For Expats & Foreign Workers
- Expats are considered tax residents in Bosnia and Herzegovina if they stay in the country for at least 183 days in a calendar year.
- Bosnia and Herzegovina has double taxation treaties with over 40 countries, which can help reduce tax liabilities for expats.
- Expats are required to register with the Tax Administration and obtain a tax identification number.

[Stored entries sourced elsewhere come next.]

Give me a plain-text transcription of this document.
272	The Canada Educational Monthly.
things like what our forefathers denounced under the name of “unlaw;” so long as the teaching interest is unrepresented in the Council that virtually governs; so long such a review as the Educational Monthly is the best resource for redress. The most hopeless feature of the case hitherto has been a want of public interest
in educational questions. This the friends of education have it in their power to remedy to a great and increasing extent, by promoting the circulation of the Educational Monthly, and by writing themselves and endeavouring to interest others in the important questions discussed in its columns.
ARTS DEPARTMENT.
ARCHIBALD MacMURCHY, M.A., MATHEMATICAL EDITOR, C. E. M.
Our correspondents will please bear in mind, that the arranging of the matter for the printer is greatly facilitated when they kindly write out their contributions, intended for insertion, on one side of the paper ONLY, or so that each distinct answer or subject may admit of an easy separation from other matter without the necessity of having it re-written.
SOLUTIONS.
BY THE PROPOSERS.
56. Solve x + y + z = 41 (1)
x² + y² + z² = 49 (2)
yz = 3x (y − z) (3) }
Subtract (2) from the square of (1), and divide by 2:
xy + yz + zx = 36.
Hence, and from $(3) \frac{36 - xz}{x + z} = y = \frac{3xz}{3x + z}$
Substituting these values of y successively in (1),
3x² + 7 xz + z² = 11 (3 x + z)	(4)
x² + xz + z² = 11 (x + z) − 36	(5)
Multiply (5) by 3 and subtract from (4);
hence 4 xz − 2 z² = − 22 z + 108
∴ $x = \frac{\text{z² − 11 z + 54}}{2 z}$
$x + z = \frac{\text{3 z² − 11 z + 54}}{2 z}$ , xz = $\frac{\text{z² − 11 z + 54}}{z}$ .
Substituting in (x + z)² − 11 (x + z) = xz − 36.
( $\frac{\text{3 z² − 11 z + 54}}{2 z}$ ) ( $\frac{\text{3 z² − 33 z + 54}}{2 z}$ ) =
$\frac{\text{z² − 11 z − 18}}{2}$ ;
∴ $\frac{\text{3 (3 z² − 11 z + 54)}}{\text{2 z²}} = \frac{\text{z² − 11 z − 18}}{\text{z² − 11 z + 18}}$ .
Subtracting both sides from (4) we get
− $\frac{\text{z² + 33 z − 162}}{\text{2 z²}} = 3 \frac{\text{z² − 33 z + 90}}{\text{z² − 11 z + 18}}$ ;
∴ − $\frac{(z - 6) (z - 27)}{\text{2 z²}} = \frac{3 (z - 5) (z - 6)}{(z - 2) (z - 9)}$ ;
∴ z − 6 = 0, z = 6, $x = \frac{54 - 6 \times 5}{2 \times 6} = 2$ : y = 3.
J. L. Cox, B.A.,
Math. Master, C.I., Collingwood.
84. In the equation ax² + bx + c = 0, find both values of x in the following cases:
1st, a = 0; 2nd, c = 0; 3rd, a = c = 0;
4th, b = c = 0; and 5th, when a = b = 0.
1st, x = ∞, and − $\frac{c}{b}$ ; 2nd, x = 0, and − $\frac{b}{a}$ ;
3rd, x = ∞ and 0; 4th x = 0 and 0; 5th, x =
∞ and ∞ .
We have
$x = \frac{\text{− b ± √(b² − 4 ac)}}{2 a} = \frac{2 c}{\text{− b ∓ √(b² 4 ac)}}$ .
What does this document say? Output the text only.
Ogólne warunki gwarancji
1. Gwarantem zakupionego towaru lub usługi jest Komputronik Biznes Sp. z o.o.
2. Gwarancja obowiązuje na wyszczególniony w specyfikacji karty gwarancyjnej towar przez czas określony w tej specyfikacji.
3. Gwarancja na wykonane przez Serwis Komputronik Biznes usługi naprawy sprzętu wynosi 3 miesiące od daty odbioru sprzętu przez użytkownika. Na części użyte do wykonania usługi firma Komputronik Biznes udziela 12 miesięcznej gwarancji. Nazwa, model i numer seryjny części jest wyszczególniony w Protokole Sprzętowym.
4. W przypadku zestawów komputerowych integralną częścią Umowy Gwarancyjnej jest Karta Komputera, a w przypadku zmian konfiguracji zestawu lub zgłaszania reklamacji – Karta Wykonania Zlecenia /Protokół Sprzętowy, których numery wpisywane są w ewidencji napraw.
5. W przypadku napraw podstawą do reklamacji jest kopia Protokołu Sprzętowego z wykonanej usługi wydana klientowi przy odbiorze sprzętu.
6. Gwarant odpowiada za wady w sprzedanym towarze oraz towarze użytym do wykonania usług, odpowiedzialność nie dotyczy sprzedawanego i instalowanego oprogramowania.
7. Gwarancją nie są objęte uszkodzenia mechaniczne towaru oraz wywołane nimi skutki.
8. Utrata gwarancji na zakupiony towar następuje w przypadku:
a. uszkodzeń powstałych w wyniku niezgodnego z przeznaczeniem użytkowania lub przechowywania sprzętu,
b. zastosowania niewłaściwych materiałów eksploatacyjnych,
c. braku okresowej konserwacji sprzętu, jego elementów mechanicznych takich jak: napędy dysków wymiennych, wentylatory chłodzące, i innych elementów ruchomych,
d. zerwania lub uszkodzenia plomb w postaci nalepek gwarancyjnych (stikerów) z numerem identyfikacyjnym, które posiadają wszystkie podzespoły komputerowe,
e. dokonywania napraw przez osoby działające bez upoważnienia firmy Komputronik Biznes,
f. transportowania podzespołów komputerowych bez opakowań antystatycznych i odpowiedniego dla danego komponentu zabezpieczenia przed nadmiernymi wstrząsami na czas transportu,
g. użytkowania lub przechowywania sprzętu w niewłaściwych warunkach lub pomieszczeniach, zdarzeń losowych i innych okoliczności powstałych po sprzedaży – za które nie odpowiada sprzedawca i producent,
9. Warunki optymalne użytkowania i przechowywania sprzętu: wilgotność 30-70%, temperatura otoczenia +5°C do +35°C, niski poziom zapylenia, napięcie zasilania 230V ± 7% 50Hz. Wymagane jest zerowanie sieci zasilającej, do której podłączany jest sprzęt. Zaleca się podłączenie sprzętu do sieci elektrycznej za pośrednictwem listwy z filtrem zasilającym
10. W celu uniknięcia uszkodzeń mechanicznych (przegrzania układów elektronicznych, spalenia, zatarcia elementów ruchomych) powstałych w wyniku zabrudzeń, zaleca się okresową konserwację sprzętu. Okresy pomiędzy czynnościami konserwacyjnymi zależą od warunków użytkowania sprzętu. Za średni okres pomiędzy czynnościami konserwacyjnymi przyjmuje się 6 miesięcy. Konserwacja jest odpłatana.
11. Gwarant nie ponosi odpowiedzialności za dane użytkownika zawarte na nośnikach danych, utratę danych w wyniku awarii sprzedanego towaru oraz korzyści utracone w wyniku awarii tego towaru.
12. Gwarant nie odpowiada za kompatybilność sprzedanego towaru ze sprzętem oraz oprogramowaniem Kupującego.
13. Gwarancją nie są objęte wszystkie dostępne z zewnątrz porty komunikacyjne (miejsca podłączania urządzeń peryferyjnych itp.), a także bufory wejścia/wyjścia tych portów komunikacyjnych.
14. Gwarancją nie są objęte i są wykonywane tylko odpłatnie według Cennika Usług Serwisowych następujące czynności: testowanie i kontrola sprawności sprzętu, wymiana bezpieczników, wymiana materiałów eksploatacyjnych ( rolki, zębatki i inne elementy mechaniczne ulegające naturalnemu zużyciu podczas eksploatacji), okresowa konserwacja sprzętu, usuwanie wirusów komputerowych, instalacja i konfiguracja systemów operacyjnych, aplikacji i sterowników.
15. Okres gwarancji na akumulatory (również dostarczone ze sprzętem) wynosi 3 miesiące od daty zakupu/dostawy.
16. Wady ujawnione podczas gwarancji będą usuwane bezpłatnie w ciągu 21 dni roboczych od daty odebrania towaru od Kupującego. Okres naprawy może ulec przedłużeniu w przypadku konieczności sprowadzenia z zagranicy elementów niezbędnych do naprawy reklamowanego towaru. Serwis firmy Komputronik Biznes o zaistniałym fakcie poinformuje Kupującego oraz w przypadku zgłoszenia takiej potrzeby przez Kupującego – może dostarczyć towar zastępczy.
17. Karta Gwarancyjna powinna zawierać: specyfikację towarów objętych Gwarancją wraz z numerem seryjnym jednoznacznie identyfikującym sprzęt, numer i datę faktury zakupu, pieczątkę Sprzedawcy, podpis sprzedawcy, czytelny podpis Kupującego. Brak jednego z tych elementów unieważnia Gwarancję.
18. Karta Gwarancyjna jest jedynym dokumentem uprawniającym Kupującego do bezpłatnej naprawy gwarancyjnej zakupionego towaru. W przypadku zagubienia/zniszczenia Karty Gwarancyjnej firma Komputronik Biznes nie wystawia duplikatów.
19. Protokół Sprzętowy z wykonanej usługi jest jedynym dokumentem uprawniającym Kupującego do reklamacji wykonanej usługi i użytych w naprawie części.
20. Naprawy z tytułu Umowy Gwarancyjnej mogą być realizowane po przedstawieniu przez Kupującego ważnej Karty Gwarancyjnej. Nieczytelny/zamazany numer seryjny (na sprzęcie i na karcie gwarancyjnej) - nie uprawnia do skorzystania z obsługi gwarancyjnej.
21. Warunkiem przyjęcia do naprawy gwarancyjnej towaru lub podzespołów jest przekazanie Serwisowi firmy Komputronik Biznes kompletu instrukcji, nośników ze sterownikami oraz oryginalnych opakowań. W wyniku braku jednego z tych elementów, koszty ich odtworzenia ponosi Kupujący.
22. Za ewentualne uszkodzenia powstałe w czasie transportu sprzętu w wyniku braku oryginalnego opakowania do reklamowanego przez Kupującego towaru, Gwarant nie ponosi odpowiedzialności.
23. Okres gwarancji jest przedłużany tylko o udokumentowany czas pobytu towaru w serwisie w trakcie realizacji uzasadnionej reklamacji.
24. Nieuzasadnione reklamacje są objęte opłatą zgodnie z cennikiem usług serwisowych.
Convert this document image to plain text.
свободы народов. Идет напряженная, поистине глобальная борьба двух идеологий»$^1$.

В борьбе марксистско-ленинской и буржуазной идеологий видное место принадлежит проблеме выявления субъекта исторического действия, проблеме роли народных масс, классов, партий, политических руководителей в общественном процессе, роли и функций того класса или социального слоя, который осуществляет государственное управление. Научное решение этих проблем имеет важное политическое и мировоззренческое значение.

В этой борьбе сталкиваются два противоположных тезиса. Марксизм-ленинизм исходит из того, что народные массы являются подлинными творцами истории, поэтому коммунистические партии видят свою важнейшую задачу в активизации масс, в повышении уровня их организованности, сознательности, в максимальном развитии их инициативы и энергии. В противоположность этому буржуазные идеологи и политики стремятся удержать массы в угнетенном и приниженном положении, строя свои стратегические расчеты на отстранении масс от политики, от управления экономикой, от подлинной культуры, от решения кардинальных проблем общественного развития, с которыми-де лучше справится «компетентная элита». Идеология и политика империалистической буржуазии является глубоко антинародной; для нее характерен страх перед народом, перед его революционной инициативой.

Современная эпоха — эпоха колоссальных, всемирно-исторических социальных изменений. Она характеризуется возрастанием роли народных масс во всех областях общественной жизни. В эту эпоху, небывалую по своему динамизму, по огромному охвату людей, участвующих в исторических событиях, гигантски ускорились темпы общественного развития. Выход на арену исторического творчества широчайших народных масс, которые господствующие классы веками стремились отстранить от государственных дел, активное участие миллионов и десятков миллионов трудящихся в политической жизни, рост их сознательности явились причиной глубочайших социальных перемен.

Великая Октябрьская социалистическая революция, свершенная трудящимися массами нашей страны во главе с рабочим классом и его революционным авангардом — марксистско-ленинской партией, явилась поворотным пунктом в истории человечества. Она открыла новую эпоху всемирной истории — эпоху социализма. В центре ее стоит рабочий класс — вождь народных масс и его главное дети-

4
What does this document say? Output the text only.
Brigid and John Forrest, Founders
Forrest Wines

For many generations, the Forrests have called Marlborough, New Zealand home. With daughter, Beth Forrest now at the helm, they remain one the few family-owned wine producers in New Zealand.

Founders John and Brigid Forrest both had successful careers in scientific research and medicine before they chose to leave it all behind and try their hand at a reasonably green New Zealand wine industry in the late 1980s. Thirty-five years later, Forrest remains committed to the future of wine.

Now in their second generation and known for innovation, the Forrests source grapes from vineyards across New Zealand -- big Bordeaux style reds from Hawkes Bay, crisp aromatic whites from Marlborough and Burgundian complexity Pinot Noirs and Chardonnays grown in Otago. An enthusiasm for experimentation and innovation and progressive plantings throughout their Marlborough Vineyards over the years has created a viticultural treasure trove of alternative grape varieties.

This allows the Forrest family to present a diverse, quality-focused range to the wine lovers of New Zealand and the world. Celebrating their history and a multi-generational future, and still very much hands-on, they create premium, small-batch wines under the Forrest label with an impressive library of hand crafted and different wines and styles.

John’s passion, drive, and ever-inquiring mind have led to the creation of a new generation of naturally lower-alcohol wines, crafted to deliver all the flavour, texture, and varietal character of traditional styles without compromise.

- Expats are entitled to social security benefits, such as pension and healthcare, if they have made contributions to the social security system.
- Expats must comply with remittance rules, which require them to declare and pay tax on their worldwide income.
- Expats can claim tax credits for taxes paid in other countries, which can help reduce their tax liability in Bosnia and Herzegovina.
Crypto & Investment Income
- Investment income, such as dividends and interest, is subject to a 10% withholding tax.
- Capital gains from the sale of securities are subject to a 10% tax rate, or are included in the individual's taxable income.
- Cryptocurrency is considered a commodity and is subject to a 10% tax rate on gains from its sale.
- Dividends received from foreign companies are subject to a 5% withholding tax, which can be reduced or eliminated under a double taxation treaty.